Fibromyalgia and Thyroid Dysfunction

Since thyroid problems can co-exist with and/or sometimes mimic fibromyalgia, let’s explore thyroid dysfunction in people with fibromyalgia.

Is it fibro or thyroid dysfunction? 

What are the symptoms of fibromyalgia and hypothyroidism?

Primary symptoms of fibromyalgia:

  • Body-wide pain and tenderness
  • Cognitive problems
  • Fatigue
  • Non-restorative sleep

Other symptoms or commonly occuring disorders according to the National Fibromyalgia & Chronic Pain Association include:

  • Depression or anxiety
  • Migraine or tension headaches
  • Digestive problems
  • Irritable or overactive bladder
  • Pelvic pain
  • Raynaud’s (which includes cold intolerance)
  • Restless leg syndrome
  • Ringing in the ears
  • Neurological symptoms
  • Skin sensitivities and rashes
  • Dry eyes and mouth
  • Temporomandibular disorder

Symptoms of hypothyroidism according to endocrineweb.com:

  • Fatigue
  • Weakness
  • Weight gain or difficulty losing weight (despite reduced food intake)
  • Coarse, dry hair and dry skin
  • Hair loss
  • Sensitivity to cold
  • Muscle cramps and aches
  • Constipation
  • Depression
  • Irritability
  • Memory loss
  • Abnormal menstrual cycles
  • Decreased libido
  • Other symptoms in severe cases
  • Headache has also been identified as a risk factor for hypothyroidism

Hypothyroidism can also be related to autoimmune Hashimoto’s thyroiditis. During a Hashimoto’s thyroiditis flare, symptoms may vary between low levels of thyroid hormone (hypo) and high levels of thyroid hormone (hyper), making a diagnosis even more difficult.

 

Read More: 9 Things You Need to Know About Your Thyroid Infographic

 

Functional medicine vs. conventional medicine 

According to Dr. Amy Myers, an estimated 60% of people with thyroid dysfunction don’t know they have it. While most conventional medicine doctors only check thyroid stimulating hormone (TSH) and possibly Free T4, she says it is vital that your doctor check six different blood markers: TSH, Free T4, Free T3, Reverse T3, Thyroid Peroxidase Antibodies and Thyroglobulin Antibodies.

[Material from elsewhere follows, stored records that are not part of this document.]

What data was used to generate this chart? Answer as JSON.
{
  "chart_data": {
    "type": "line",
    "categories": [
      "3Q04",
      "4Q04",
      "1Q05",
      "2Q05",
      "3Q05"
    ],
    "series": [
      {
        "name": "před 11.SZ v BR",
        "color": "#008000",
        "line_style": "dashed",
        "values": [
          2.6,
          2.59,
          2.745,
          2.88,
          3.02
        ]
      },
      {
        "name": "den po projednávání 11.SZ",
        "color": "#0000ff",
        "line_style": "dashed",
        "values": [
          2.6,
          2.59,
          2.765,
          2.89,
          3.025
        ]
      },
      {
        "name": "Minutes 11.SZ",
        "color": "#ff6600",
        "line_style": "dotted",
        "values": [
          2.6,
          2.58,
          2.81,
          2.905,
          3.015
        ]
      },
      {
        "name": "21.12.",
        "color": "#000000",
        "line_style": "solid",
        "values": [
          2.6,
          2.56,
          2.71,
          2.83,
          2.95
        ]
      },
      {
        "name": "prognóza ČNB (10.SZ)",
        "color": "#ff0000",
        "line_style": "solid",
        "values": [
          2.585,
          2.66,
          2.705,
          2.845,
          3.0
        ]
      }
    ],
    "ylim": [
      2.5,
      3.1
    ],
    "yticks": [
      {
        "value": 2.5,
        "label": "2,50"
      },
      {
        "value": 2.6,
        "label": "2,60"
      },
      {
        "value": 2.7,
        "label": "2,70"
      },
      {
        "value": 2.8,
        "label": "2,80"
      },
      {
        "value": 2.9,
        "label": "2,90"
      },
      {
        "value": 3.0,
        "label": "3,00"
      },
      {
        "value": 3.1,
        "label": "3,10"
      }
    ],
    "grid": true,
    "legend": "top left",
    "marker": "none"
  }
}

In 2011, Dr. Joseph Mercola interviewed the late Dr. John Lowe, a skilled clinician who was recognized as one of the leading experts on treating thyroid disease with natural medicine. He discussed thyroid resistance in which circulating blood thyroid hormone levels are normal, but cells resist utilizing the hormone. This leads to hypothyroidism symptoms, but it is difficult to diagnose when traditional lab tests are normal. And while the Society for Endocrinology now recognizes thyroid resistance does occur, they say it is rare.

“Resistance to thyroid hormone is a genetic condition where some body tissues do not respond normally to thyroid hormones produced by the thyroid gland. It may be associated with no symptoms or with features of both an overactive and underactive thyroid.”

Fibro, thyroid, and science

A 2014 review, Fibromyalgia and chronic widespread pain in autoimmune thyroid disease, reveals “Fibromyalgia and chronic widespread pain syndromes are among the commonest diseases seen in rheumatology practice. Despite advances in the management of these conditions, they remain significant causes of morbidity and disability. Autoimmune thyroid disease is the most prevalent autoimmune disorder, affecting about 10 % of the population, and is a recognized cause of fibromyalgia and chronic widespread pain.”

A recent Japanese study, Fibromyalgia Linked to High Prevalence of Anti-TSH Receptor Antibody, made a connection between autoimmune thyroid disease and fibromyalgia. The study needs to be replicated around the world, but it is a place to start and it’s not the first to make a connection between fibromyalgia and the thyroid. in 2012, Bazzichi, L. et al. speculated there is more than a hypothesis regarding the cause-effect relation between thyroid autoimmunity and the presence of FM.

Another recent study found no relationship between TSH levels and fibromyalgia; however, functional medicine physicians have told us looking at the TSH to determine thyroid function is not reliable. Herein lies the quality of a study when one doesn’t look at the whole picture.

Don’t give up

Be persistent with your symptom complaints. I have found Hypothyroid Mom to be a great resource. She stays current and shares information from leading experts, such as New York Times bestselling author Dr. Amy Myers and Dr. Peter Osborne who discusses the role of nutrition and key nutrients like magnesium, B-12, zinc, and more for thyroid function.